Powell’s prepared remarks largely mirrored recent assessments, indicating interest rates will remain at near-zero levels and the Fed will continue its asset purchases at the current rate until “substantial further progress” has been made toward its goals of maximum employment and price stability.
“The economy is a long way from our employment and inflation goals, and it is likely to take some time for substantial further progress to be achieved,” Powell said.
The comments from Powell come as recent concerns about the outlook for inflation have contributed to an increase in treasury yields, with the yields on ten-year notes and thirty-year bonds reaching their highest levels since the early days of the coronavirus pandemic.
Powell acknowledged that consumer prices have partially rebounded following the steep drop last spring but noted prices for sectors that have been most adversely affected by the pandemic remain “particularly soft.”
The Fed chief said annual inflation remains below the central bank’s 2 percent target and reiterated monetary policy is likely to remain unchanged until inflation is on track to moderately exceed 2 percent for “some time.”
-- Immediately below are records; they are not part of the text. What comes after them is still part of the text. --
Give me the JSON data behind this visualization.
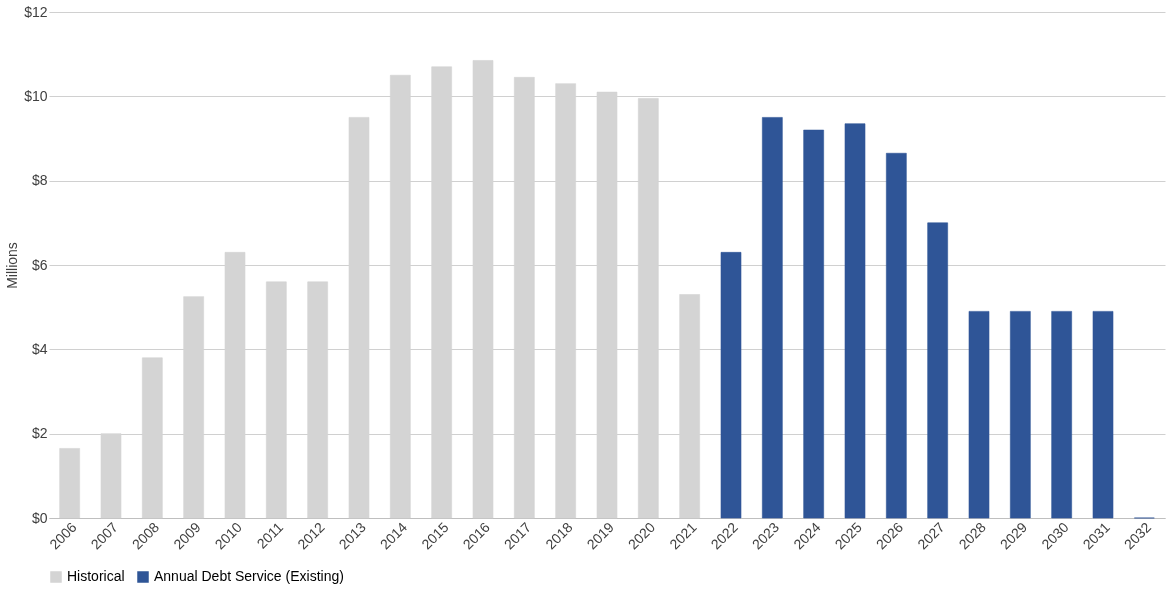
{
  "chart_data": {
    "type": "bar",
    "ylabel": "Millions",
    "categories": [
      "2006",
      "2007",
      "2008",
      "2009",
      "2010",
      "2011",
      "2012",
      "2013",
      "2014",
      "2015",
      "2016",
      "2017",
      "2018",
      "2019",
      "2020",
      "2021",
      "2022",
      "2023",
      "2024",
      "2025",
      "2026",
      "2027",
      "2028",
      "2029",
      "2030",
      "2031",
      "2032"
    ],
    "series": [
      {
        "name": "Historical",
        "color": "#d4d4d4",
        "values": [
          1.65,
          2.0,
          3.8,
          5.25,
          6.3,
          5.6,
          5.6,
          9.5,
          10.5,
          10.7,
          10.85,
          10.45,
          10.3,
          10.1,
          9.95,
          5.3,
          null,
          null,
          null,
          null,
          null,
          null,
          null,
          null,
          null,
          null,
          null
        ]
      },
      {
        "name": "Annual Debt Service (Existing)",
        "color": "#2f5597",
        "values": [
          null,
          null,
          null,
          null,
          null,
          null,
          null,
          null,
          null,
          null,
          null,
          null,
          null,
          null,
          null,
          null,
          6.3,
          9.5,
          9.2,
          9.35,
          8.65,
          7.0,
          4.9,
          4.9,
          4.9,
          4.9,
          0
        ]
      }
    ],
    "ylim": [
      0,
      12
    ],
    "yticks": [
      {
        "value": 0,
        "label": "$0"
      },
      {
        "value": 2,
        "label": "$2"
      },
      {
        "value": 4,
        "label": "$4"
      },
      {
        "value": 6,
        "label": "$6"
      },
      {
        "value": 8,
        "label": "$8"
      },
      {
        "value": 10,
        "label": "$10"
      },
      {
        "value": 12,
        "label": "$12"
      }
    ],
    "grid": "y",
    "legend": "bottom"
  }
}
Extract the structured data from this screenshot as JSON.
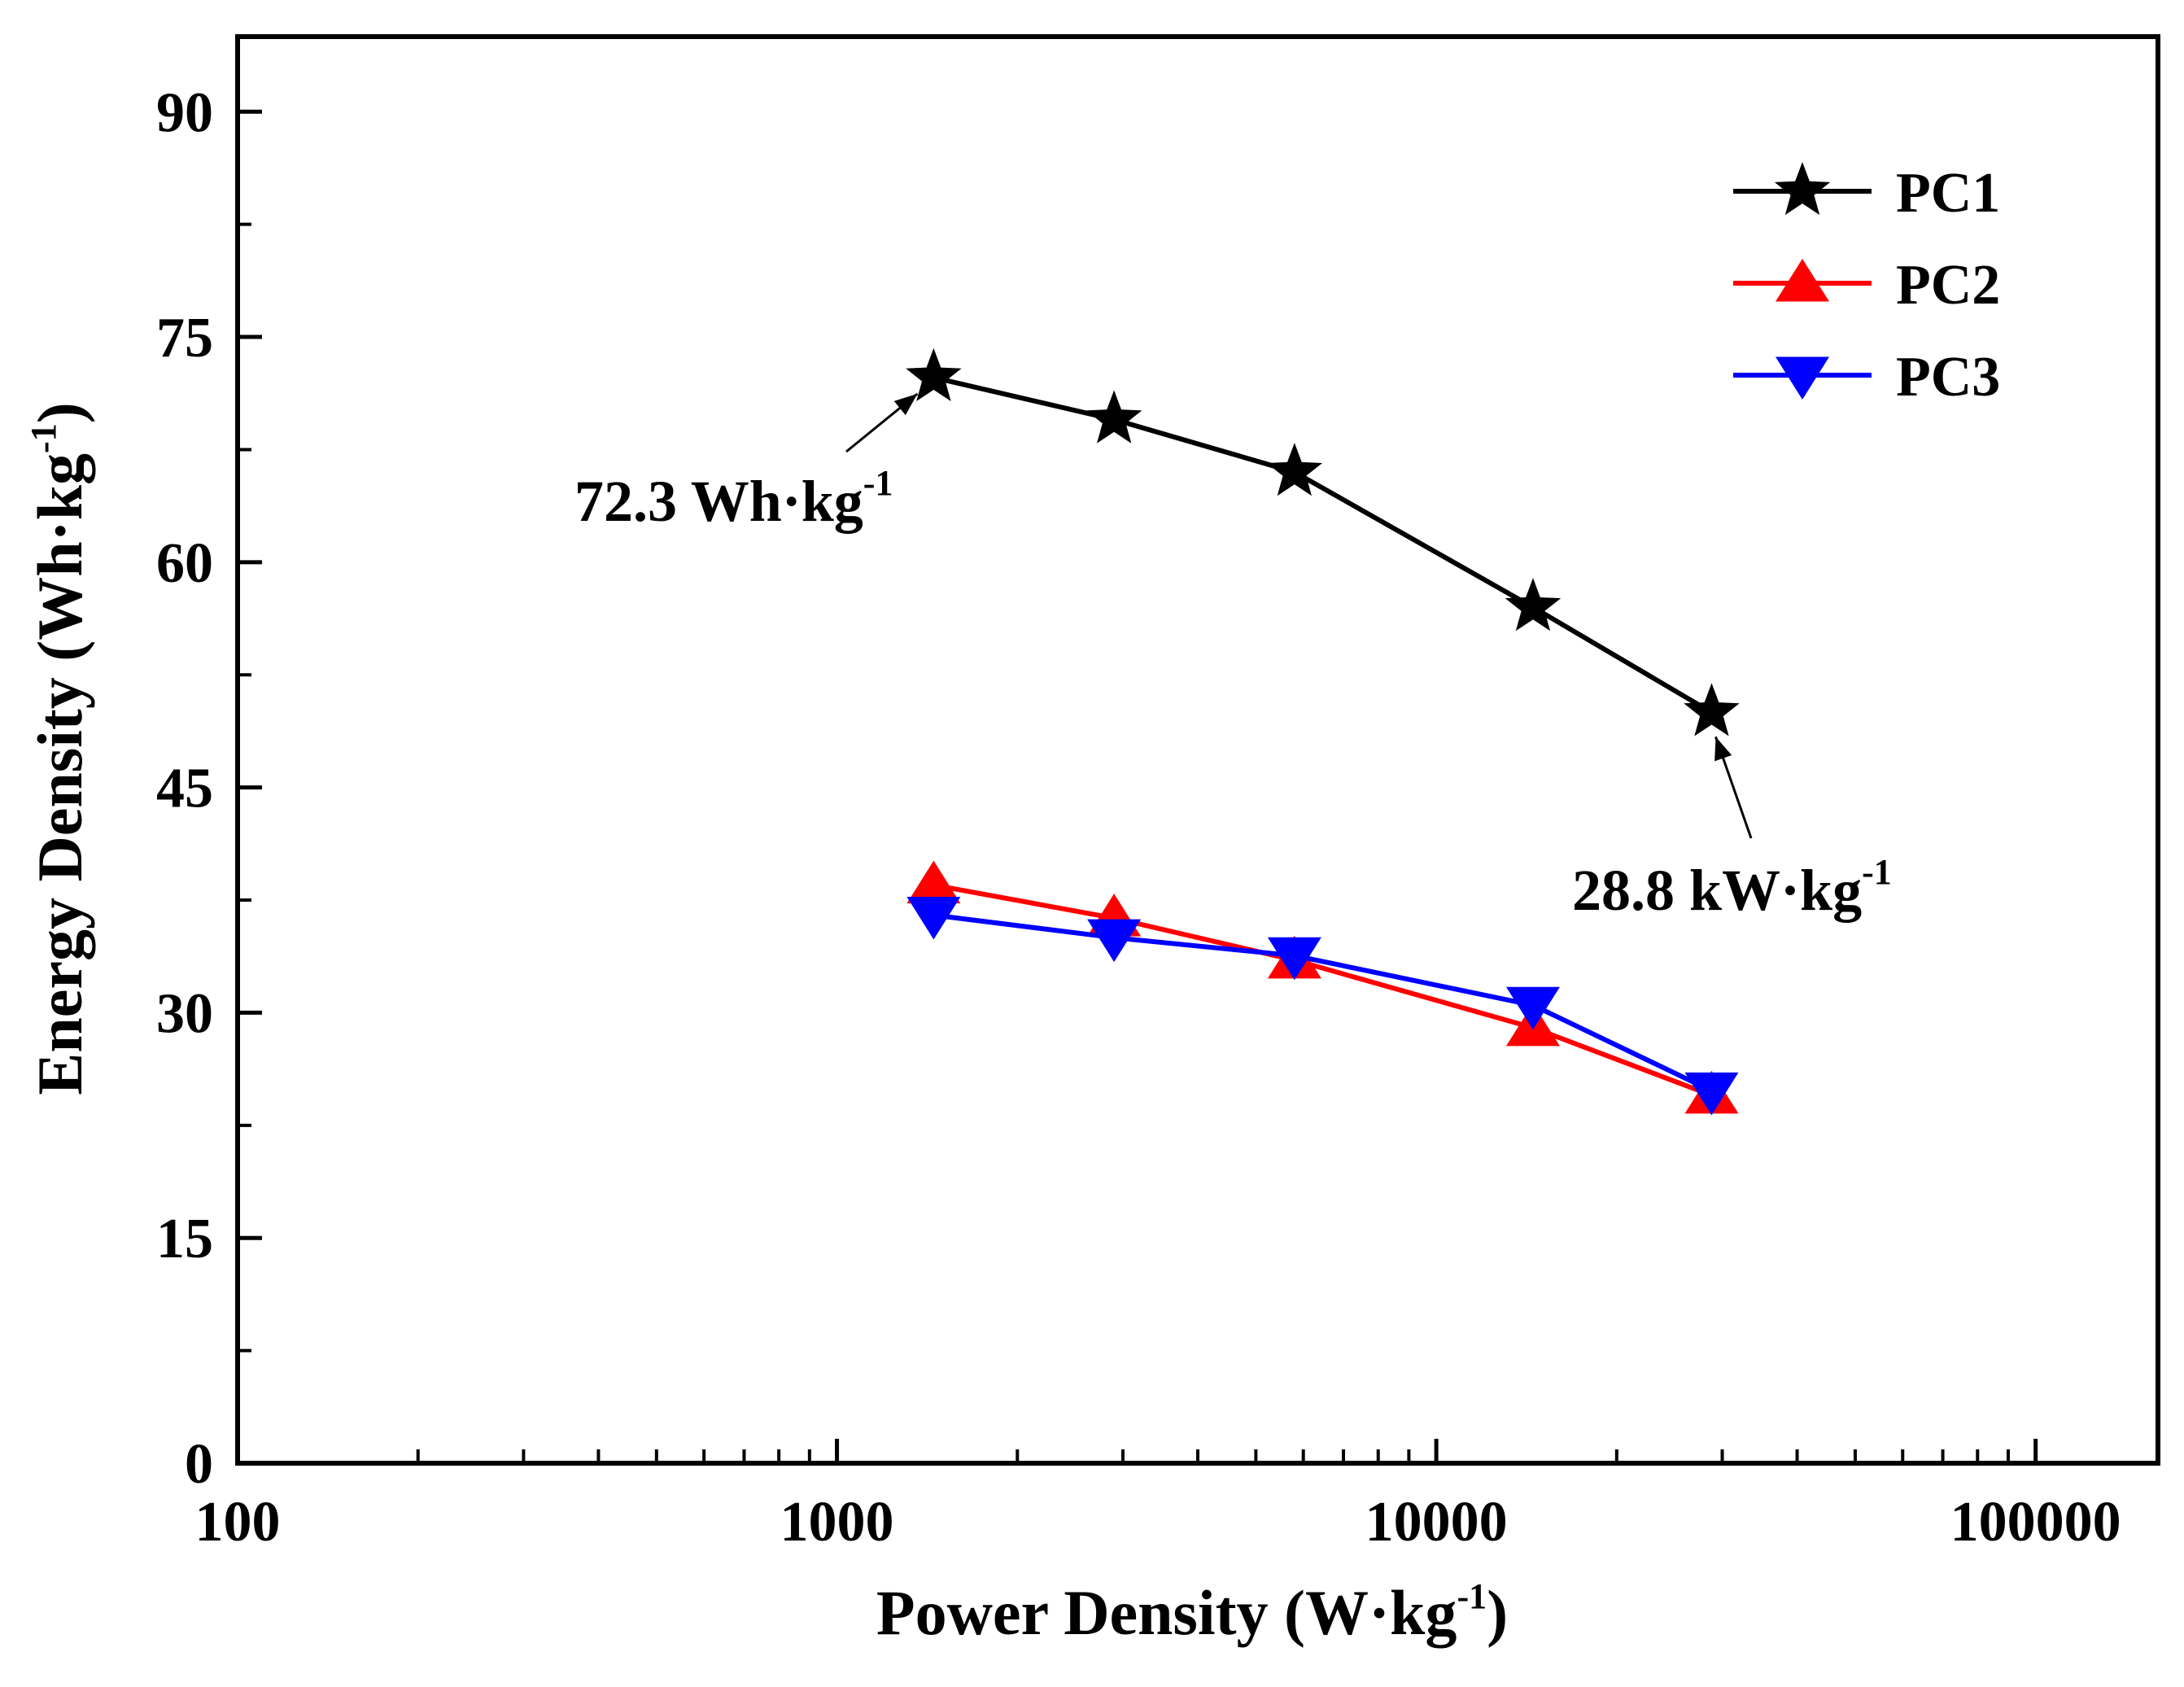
{
  "chart_data": {
    "type": "line",
    "xscale": "log",
    "xlim": [
      100,
      160000
    ],
    "ylim": [
      0,
      95
    ],
    "x_ticks": [
      "100",
      "1000",
      "10000",
      "100000"
    ],
    "y_ticks": [
      "0",
      "15",
      "30",
      "45",
      "60",
      "75",
      "90"
    ],
    "xlabel": {
      "main": "Power Density (W·kg",
      "sup": "-1",
      "close": ")"
    },
    "ylabel": {
      "main": "Energy Density (Wh·kg",
      "sup": "-1",
      "close": ")"
    },
    "x": [
      1450,
      2900,
      5800,
      14500,
      28800
    ],
    "series": [
      {
        "name": "PC1",
        "color": "#000000",
        "marker": "star",
        "values": [
          72.3,
          69.5,
          66.0,
          57.0,
          50.0
        ]
      },
      {
        "name": "PC2",
        "color": "#ff0000",
        "marker": "triangle-up",
        "values": [
          38.5,
          36.3,
          33.5,
          29.0,
          24.5
        ]
      },
      {
        "name": "PC3",
        "color": "#0000ff",
        "marker": "triangle-down",
        "values": [
          36.5,
          35.0,
          33.8,
          30.5,
          24.8
        ]
      }
    ],
    "annotations": [
      {
        "main": "72.3 Wh·kg",
        "sup": "-1",
        "target_x": 1450,
        "target_y": 72.3
      },
      {
        "main": "28.8 kW·kg",
        "sup": "-1",
        "target_x": 28800,
        "target_y": 50.0
      }
    ],
    "legend_position": "top-right"
  }
}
“While we should not underestimate the challenges we currently face, developments point to an improved outlook for later this year,” Powell said. “In particular, ongoing progress in vaccinations should help speed the return to normal activities.
He added, “In the meantime, we should continue to follow the advice of health experts to observe social-distancing measures and wear masks.”
Powell stressed that the Fed remains committed to using its full range of tools to support the economy and to help ensure the recovery will be as robust as possible.